Tuesday, 17 March 2015

Docked Whooper & The Darvics

Pale-bellied brent goose
I got a text from Guy McClelland this morning saying there was a brent goose, along with a lone barnacle goose among the pinkfeet on Aldcliffe Marsh.
I managed to squeeze in a quick pre-work visit and found the two interlopers in with around 500 pink-footed geese on the saltmarsh, viewed directly out from the parking area.
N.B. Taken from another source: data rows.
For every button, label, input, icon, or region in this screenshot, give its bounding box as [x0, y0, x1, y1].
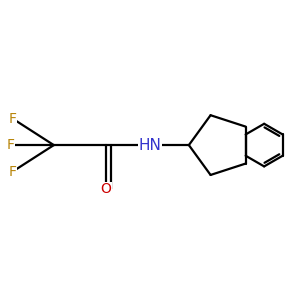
Text: HN: HN	[139, 138, 161, 153]
Text: F: F	[7, 138, 15, 152]
Text: O: O	[100, 182, 111, 196]
Text: F: F	[9, 165, 16, 178]
Text: F: F	[9, 112, 16, 126]
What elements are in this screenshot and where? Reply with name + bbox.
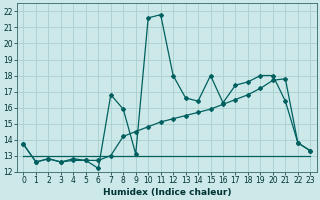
X-axis label: Humidex (Indice chaleur): Humidex (Indice chaleur) xyxy=(103,188,231,197)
The brent was pretty active, disappearing into the gullies occasionally and even making a short flight within the flock of grazing geese.
It was a pale-bellied brent, presumably from the Svalbard population.
Having got a good goosie eyeful, I had a brief check of the tide rack beyond Walled Meadow; traditionally the best spot to find the first patch wheatears and stonechats. - two species already turning up at other likely sites nearby.

Whooper swan
Unfortunately the area was migrant passerine-free but I did come across a single whooper swan with the mutes. Better still, this bird was ringed.
If memory serves, and it rarely does if I'm honest, this may well be the first ringed whooper I've ever seen at Aldcliffe - exciting stuff! It took a bit of doing but eventually I managed to read the numbers on the red darvic on its right leg. It'll be interesting to learn of this bird's movements.
Reading birds' rings in the field can often be a major challenge, especially when they're the metal BTO-style ones. But the increased use of coloured plastic leg rings, and in some cases collars, has enabled even pretty incompetent oafs like to me to be able to decipher the odd one here and there, thus adding to the expanding knowledge of bird migration.
It's always a real thrill to confirm a sequence of numbers and / or letters and then later receive details of an individual's movements. Just one more element of birding that makes it all so fascinating!